9.
Deux semaines, une crise d'angoisse et un rendez-vous chez ma psy plus tard, je débattais toujours avec mon manuscrit. Généralement, lorsque j'étais en phase d'écriture, mon esprit profitait de la moindre occasion pour naviguer dans mon monde chimérique que je me trouve ou non devant mon ordinateur. Désormais, je devais forcer mon imagination à se mettre en branle.
Mon histoire s'essoufflant et mon angoisse grandissant de ne pas être taillé pour devenir écrivain -et donc de devoir envisager un autre moyen de gagner ma vie-, je pris la meilleure des décisions possibles : j'enfermai le tout dans l'un des tiroirs mentaux afin de ne plus y penser et me concentrai sur tout autre chose.

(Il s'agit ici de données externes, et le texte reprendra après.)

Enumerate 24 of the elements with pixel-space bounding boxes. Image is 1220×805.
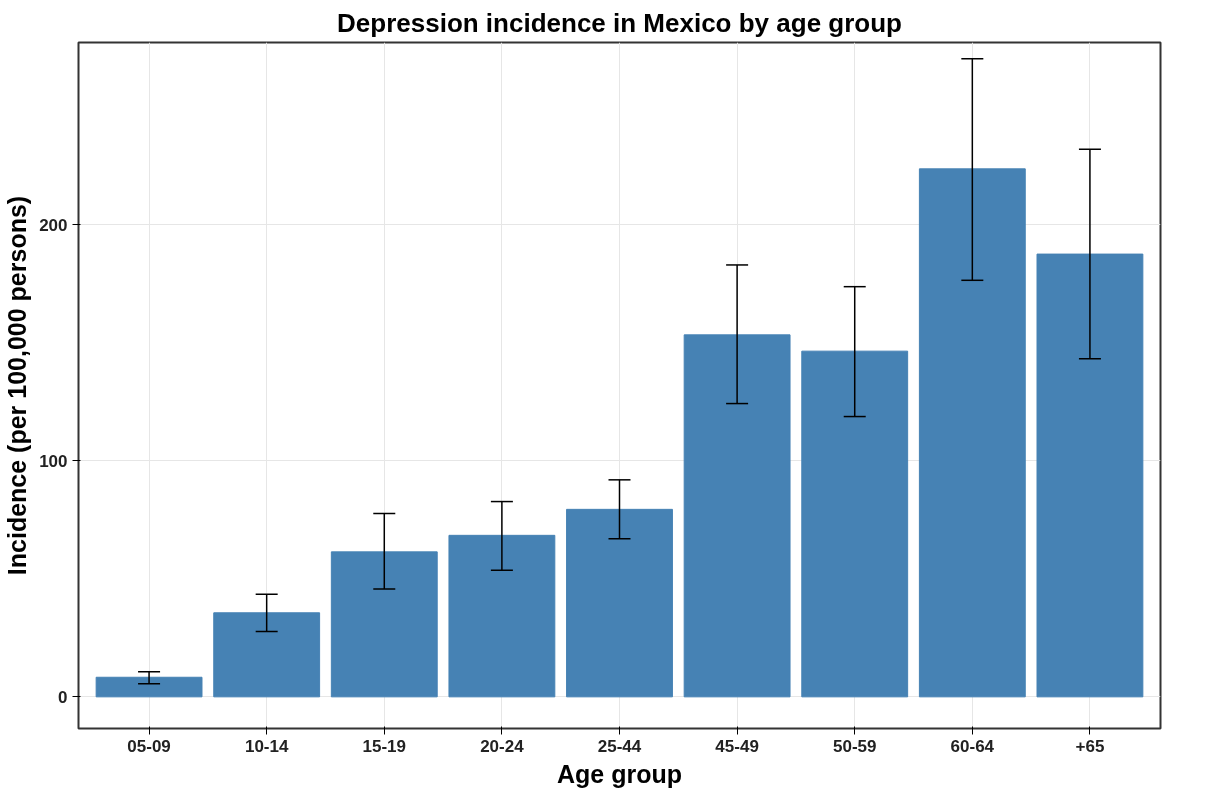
bar	[448, 534, 556, 698]
x-tick-label: 10-14	[244, 736, 289, 756]
x-tick-label: 50-59	[832, 736, 877, 756]
y-tick-label: 200	[39, 215, 68, 235]
bar	[683, 334, 791, 698]
bar	[566, 508, 673, 698]
x-tick-label: 20-24	[480, 736, 525, 756]
x-tick-label: 05-09	[127, 736, 171, 756]
bar	[1036, 253, 1144, 698]
x-tick-label: 15-19	[362, 736, 407, 756]
bar	[330, 551, 438, 698]
x-tick-label: 45-49	[715, 736, 759, 756]
bar	[213, 612, 321, 698]
y-tick-label: 0	[58, 687, 68, 707]
y-axis-title: Incidence (per 100,000 persons)	[3, 195, 32, 576]
bar	[801, 350, 909, 698]
x-tick-label: +65	[1075, 736, 1105, 756]
chart-title: Depression incidence in Mexico by age group	[337, 7, 902, 38]
x-tick-label: 60-64	[950, 736, 995, 756]
y-tick-label: 100	[39, 451, 68, 471]
x-axis-title: Age group	[557, 759, 683, 788]
bar	[95, 676, 203, 698]
bar	[918, 168, 1026, 698]
x-tick-label: 25-44	[597, 736, 642, 756]
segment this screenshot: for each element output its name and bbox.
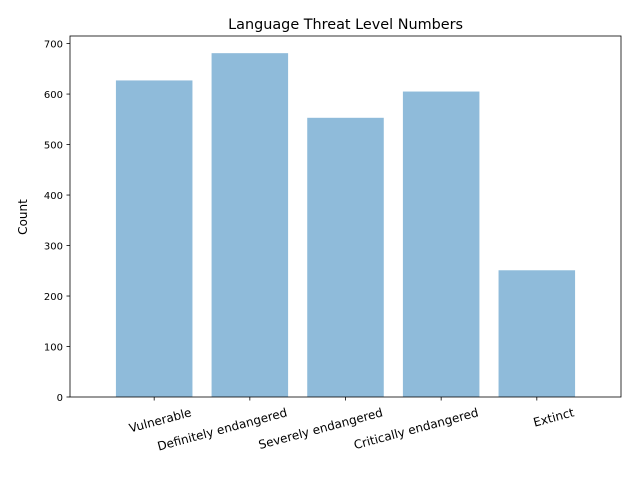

Maintenant que le Festival d'Edimbourg battait son plein, mes heures de travail au bar avaient augmenté et je sortais avec Niall aussi souvent qu'il le souhaitait. Lors de ma dernière consultation, ma thérapeute m'avait encouragé à retenter l'expérience d'un repas de famille, ce que je parvins à accomplir sans subir de crise d'angoisse -victoire!- Je fréquentais également la salle de sport de façon plus assidue, tout en prenant grand soin d'éviter les sourires aguicheurs de Gavin, le coach personnel. Au grand soulagement de Niall, Vicky sortit de la vie d'Harry aussi vite qu'elle s'y était immiscée. Chose que je n'aurais pas appris s'il ne m'avait pas tenu informé, car je n'avais pas recroisé son frère depuis ce matin-là sur Princes Street. Le boulot lui prenait tout son temps -quelque chose en rapport avec l'expansion de son entreprise, sans compter le gros évènement prévu en fin de Festival au Fire, la boîte de nuit qui lui appartenait. Ce fut alors que je découvris que Liam était l'architecte d'Harry et que, lorsque le second était occupé, le premier l'était également. Les rares fois où nous aurions dû nous retrouver-la première à un spectacle comique, la deuxième pour boire un verre et la troisième au repas dominical-, il avait annulé au dernier moment, me donnant ainsi tort : il travaillait effectivement pour gagner sa vie.
Je commençai à voir son absence d'un bon œil : j'étais plus détendu que depuis des semaines, et Niall et moi nous étions rapprochés. Il m'avait tout raconté du fiasco Liam...
Amoureux de lui depuis son plus jeune âge, il avait fini par prendre son courage à deux mains après qu'il avait démoli le connard qui l'avait piégé pour lui soutirer des infos sur Harry. Il était allé le trouver chez lui, et s'était plus ou moins offert à lui. Liam avait accepté la proposition. En tout cas, jusqu'à ce que Niall se retrouve nu sous lui. Il avait alors fait machine arrière, arguant qu'il ne pouvait pas leur faire ça à son frère et lui, que Harry ne lui pardonnerait jamais et que lui-même ne se le pardonnerait pas. Comprenant alors qu'il n'avait envisagé qu'un simple coup d'un soir, il s'était rhabillé et avait quitté les lieux pour aller soigner son cœur brisé et son égo écorné.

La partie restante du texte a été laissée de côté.